Part of Lesson Plan: Binary 1- Calm Down, It's Only Ones and Zeroes- How Computers Think.
Activity Overview / Details
A vinyl record
Masking tape/ scotch tape
Paper to make a cone
Arrange the students into groups of 2 or 3. Have each student take out a sheet of paper and start a lab write-up titled “11 Cheers for Digital! Lab Write-up” with their name and other information in the upper right corner.
Give each group a vinyl record, preferably a 78. (78 records are stronger and have deeper grooves, so they work better for this lab).
Have them take a pencil or wooden dowel and put it tightly into the hole in the middle of the record. If the pencil does not fit tightly, wrap a little masking tape around it until it does.
Give them a piece of paper and have them roll it into a pointed cone and tape it together. Tape a needle or pin into the point of the cone so it sticks out a half inch or so.
Have one student place the tip of the pencil on the table and rotate the record slowly. Then have another student hold the top edge of the cone loosely and drop the needle gently in the groove of the record until they can hear a sound. Have them try different speeds and directions until they can get passable music out of their “record player”.
On their lab sheets, have the students write a brief summary of how the paper “record player” works.
Ask the students how easy or difficult it would be to assign a number value to the music at any given point.
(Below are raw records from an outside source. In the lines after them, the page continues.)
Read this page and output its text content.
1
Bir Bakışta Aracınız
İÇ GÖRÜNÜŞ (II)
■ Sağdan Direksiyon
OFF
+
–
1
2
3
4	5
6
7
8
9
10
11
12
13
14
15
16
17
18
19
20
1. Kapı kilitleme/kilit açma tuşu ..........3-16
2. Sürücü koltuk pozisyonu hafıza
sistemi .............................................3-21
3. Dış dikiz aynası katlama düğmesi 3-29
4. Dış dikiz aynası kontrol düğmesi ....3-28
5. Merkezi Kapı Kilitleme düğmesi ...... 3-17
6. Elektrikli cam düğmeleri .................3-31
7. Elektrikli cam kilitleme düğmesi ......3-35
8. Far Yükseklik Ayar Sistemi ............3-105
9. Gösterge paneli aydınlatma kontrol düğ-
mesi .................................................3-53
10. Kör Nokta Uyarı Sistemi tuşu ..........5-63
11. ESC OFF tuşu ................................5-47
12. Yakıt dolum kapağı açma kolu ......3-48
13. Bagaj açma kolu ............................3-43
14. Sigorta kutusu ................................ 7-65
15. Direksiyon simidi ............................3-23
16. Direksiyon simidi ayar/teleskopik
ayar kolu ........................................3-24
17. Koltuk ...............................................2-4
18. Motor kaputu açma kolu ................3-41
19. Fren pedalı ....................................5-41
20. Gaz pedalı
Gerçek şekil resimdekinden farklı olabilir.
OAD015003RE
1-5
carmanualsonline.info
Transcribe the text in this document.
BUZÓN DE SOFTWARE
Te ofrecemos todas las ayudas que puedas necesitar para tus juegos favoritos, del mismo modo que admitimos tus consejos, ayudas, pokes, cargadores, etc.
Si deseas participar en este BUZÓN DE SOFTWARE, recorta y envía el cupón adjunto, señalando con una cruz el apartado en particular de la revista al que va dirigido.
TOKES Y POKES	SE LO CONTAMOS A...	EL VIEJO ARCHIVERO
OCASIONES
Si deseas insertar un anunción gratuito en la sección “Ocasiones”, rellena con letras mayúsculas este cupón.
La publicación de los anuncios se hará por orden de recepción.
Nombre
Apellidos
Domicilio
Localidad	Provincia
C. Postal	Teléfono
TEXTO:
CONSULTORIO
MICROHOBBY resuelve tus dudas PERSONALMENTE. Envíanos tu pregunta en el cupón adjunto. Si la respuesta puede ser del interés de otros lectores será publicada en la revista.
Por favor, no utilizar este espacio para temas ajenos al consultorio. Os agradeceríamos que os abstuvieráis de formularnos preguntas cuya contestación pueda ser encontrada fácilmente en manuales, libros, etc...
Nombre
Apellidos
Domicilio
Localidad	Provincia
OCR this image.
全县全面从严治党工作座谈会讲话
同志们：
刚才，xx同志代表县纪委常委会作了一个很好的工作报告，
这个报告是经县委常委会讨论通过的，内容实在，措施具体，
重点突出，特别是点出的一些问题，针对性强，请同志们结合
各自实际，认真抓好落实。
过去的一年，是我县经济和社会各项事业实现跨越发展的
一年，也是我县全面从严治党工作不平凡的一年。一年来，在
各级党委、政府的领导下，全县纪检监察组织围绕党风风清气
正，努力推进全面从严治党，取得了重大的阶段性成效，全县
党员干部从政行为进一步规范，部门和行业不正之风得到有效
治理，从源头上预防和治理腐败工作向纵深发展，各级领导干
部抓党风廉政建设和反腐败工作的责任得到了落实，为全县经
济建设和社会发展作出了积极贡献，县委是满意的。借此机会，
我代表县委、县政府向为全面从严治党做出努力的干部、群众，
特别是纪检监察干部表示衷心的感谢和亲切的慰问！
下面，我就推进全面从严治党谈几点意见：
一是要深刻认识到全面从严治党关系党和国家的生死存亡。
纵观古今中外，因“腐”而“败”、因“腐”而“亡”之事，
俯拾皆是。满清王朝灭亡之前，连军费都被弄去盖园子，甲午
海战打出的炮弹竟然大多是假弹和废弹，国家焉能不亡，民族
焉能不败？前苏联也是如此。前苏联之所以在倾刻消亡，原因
Now have the students return to their seats. As they are sitting in their seats, turn the lights off. Ask whether the light is off or on. Now turn the light back on and ask the same question. Repeat several times, and then ask if there was any question as to whether the light was on or off. Explain that this is how digital information works, and how computers need information in digital form so there will be no question what a certain number is.
Now have a student clap with a slow, steady beat. Turn the light off and on and have the students write a “1” or “0” on their paper for every clap, a “1” if the light is on and a “0” when the light is off at the clap. Stop the clapping and have them look at their paper. Tell them that this is what a computer sees- just a series of “1”s and “0”s.
Explain to the students how computers send information as “ square waves” where a “1” is a pulse of electricity and a “0” is no electricity. Draw and example of a square wave on the board. Have the students draw a square wave like a computer might see just below the line of ones and zeroes they just created.
Explain that this is how computers create information, by turning the electricity off and on, much like a light switch. This way, just like in the previous activity, the computer can be sure it has the right information. Since computers only use two numbers, “1”and “0” (off and on), we call this system of seeing information “binary”. “Bi” means two, like a bicycle has two wheels.
Have the students write in their own words on the lab write-up why having computers use only ones and zeroes keeps them from making mistakes with numbers.